The Physician Who Did His Homework: Dr. Esslemont and the New Era
J. E. Esslemont, Bahá'u'lláh and the New Era, (1923), George Allen & Unwin · Read original
When in Bahá'í history
Haifa (today: Haifa, Israel)

A retelling drawn from the documented life of Dr. John Esslemont and the history of his book Bahá'u'lláh and the New Era, as preserved in standard Bahá'í biographical accounts. Phrases in quotation marks are words preserved in those records.
John Ebenezer Esslemont was a Scottish physician — careful, learned, and methodical, as good doctors must be. He was a specialist in the treatment of tuberculosis, the resident medical officer of a sanatorium in Bournemouth, and a gifted linguist who already commanded several European languages. He was a man, in other words, trained by his whole profession to do one particular thing well: to examine a claim, gather the evidence, test it, and only then accept it. Late in 1914 he was given a claim larger than any he had met in medicine. A patient's wife, Katherine Parker, spoke to him of the Bahá'í Faith.
Esslemont did not dismiss it; nor did he embrace it on the spot. He investigated. He set himself to read everything he could find — and within a few months, by the spring of 1915, he had read enough, and reflected enough, to begin shaping his own life by the Bahá'í teachings, becoming the first Bahá'í of Bournemouth. But a man of his temperament was not content merely to believe. He wanted to understand — thoroughly, accurately, at the source. So he undertook the labour of learning Persian and Arabic, the languages of the Revelation, so that he might study the Writings as directly as possible rather than through the imperfect filter of secondhand summaries.
Out of this patient study grew a plan. Esslemont began, in 1916, to write a book — a clear, orderly, reliable introduction to the Faith for English readers who had the same questions he had once had. He worked at it for years, with a scholar's thoroughness.

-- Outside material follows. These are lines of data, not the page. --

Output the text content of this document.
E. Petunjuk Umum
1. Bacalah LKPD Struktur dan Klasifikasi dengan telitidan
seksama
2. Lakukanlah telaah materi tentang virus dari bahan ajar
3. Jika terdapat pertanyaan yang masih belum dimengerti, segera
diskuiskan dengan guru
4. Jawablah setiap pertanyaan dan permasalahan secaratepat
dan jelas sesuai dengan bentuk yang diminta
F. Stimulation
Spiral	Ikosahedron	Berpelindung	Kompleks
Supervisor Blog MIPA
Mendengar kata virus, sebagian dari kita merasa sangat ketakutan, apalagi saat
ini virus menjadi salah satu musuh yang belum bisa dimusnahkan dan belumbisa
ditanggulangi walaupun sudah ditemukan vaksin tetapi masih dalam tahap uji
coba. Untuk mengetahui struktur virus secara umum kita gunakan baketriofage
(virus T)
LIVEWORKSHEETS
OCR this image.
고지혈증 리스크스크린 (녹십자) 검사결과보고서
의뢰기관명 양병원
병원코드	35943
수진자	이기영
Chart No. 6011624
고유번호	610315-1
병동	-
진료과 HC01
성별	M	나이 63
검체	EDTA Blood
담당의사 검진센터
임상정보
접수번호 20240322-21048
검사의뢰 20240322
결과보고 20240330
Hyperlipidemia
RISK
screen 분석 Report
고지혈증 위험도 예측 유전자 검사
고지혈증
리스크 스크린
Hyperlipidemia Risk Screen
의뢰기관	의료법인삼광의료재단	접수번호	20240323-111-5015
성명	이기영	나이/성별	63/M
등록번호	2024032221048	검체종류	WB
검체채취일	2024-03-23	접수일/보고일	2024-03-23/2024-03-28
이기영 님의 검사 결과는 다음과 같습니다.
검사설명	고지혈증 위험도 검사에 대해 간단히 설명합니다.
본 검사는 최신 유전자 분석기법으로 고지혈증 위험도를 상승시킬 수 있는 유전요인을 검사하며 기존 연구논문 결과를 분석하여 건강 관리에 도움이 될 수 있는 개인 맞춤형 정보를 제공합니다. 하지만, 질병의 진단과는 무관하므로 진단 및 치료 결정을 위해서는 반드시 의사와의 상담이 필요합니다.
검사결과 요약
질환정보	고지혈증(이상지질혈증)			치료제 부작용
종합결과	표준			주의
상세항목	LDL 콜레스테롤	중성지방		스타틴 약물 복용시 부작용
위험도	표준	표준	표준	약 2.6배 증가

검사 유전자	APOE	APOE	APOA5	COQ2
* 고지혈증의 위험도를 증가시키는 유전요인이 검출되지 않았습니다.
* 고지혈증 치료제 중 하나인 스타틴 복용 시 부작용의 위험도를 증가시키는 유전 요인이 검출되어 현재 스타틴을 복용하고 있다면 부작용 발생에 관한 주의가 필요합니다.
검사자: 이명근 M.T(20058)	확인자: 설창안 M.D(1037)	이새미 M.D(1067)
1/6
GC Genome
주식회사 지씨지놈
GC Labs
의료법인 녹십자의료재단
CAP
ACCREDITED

And then he did something that reveals the whole humility of his seeking. He did not trust even his own careful understanding to be the final word. He resolved to carry his manuscript to the one Person on earth most able to correct it — 'Abdu'l-Bahá Himself.
In the autumn of 1919 Esslemont travelled to Haifa, and he stayed until the twenty-third of January, 1920 — better than two months in the household of the Master. During that visit, 'Abdu'l-Bahá reviewed the manuscript with him and spoke with him about how it might be improved, personally going over several of its chapters. Here was the perfect closing of the circle of honest inquiry: a seeker who had read, studied, learned the languages, and written down his understanding — and who then submitted that understanding to be checked, chapter by chapter, against the highest authority he could reach. He wanted not to be merely sincere, but to be right.
'Abdu'l-Bahá passed away in 1921, before He could review the entire work as He had begun to. The remainder was afterward gone over by Shoghi Effendi. In 1923 the book appeared under the title Bahá'u'lláh and the New Era. It was, and remains, one of the finest introductions to the Faith ever written — and the answers Esslemont had so carefully gathered and verified have since been carried to seekers across the world, the book having been translated into some sixty languages and distributed more widely than almost any other on its subject.
Esslemont's own seeking did not end with the book. After 'Abdu'l-Bahá's passing he gave up his life in Britain and moved to Haifa in 1924 to serve the new Guardian of the Faith at the World Centre, working there until his death on the twenty-second of November, 1925. He did not live to see how far his book would travel. Years later, Shoghi Effendi named him the first of the Hands of the Cause of God to be so appointed — a quiet honour for a quiet, exacting man.
This is the kind of seeking the Feast of Masá'il can hold up with particular gladness. Esslemont approached the deepest question a person can face with the same rigour he would have brought to a diagnosis: he refused to guess, refused to settle for hearsay, did the long work of reading and learning the very languages of the source — and then, having understood, had the humility to ask whether he had understood correctly. His patience turned a private investigation into a doorway that thousands of others have since walked through. The honest question, pursued to the end and checked against the truth, becomes a lamp not only for the one who asks but for all who come after.
This is a retelling. For the fuller account, see Bahá'u'lláh and the New Era by J. E. Esslemont and the standard biographical accounts of his life.